Ovviamente ci sono eccezioni, come nel caso dei Consorzi dei radicchi veneti, grazie alla capacità e allo spirito di squadra di un gruppo dirigente all’altezza, ma il quadro medio è alquanto desolante. E, si badi, se usciamo dal settore ortofrutta e osserviamo i ‘campioni’ del paniere Dop-Igp, ci accorgiamo che la gestione dei marchi affidata ai Consorzi quasi sempre non ha incrementato il valore dei marchi stessi ma li ha banalizzati e impoveriti, con le conseguenze del caso: scarsa remunerazione del prodotto all’origine, dipendenza totale dai diktat e dalle politiche giugulatorie della Gdo, scarsa penetrazione commerciale sui mercati esteri.

Perché dico queste cose? Non per essere il solito bastian contrario, ma perché il ministro dovrebbe sapere che non è tutto oro quello che luccica e che da tempo sono sul tavolo proposte per rivedere le regole del nostro sistema dei marchi di origine e qualità proprio per renderlo più rispondente alle esigenze del mondo produttivo.
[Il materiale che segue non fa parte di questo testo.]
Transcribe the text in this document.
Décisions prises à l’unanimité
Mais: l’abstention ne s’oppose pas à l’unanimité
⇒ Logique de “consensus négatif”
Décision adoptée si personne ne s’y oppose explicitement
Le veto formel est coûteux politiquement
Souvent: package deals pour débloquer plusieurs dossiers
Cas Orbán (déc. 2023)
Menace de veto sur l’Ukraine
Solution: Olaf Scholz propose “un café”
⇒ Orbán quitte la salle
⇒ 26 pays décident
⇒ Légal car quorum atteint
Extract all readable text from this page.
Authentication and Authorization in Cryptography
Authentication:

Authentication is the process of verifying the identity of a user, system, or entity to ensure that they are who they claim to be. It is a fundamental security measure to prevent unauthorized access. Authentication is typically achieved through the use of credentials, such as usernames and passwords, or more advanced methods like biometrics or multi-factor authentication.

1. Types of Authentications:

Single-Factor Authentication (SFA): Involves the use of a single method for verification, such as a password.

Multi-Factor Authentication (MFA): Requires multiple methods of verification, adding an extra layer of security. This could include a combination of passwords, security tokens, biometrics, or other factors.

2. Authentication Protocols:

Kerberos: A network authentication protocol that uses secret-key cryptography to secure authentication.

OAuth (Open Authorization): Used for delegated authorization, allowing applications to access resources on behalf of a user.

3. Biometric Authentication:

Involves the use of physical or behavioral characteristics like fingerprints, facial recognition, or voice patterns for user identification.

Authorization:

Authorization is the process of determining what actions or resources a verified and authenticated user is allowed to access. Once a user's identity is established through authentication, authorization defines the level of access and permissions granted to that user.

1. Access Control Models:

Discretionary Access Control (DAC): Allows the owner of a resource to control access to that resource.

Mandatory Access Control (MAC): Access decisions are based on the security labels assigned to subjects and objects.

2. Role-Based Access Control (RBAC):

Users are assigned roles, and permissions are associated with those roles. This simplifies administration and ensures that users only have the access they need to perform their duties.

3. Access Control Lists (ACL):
L’attuale sistema, in particolare per l’ortofrutta, è una scatola semivuota, un gigante dai piedi d’argilla. Nicchie produttive di alta qualità che in molti casi faticano a stare sul mercato, costi burocratici della filiera inaccessibili ai più, nessuna massa critica, scarse se non inesistenti politiche di marketing, gestione dei Consorzi senza riscontri in termini di obiettivi/risultati. Invece di baloccarsi con la retorica delle eccellenze e dell’autocelebrazione, bisogna rimettere mano alle regole proprio per valorizzare questo paniere di eccellenze produttive e di territorio che sono come i nostri beni culturali e artistici: unici al mondo ma ampiamente malgestiti. Da noi.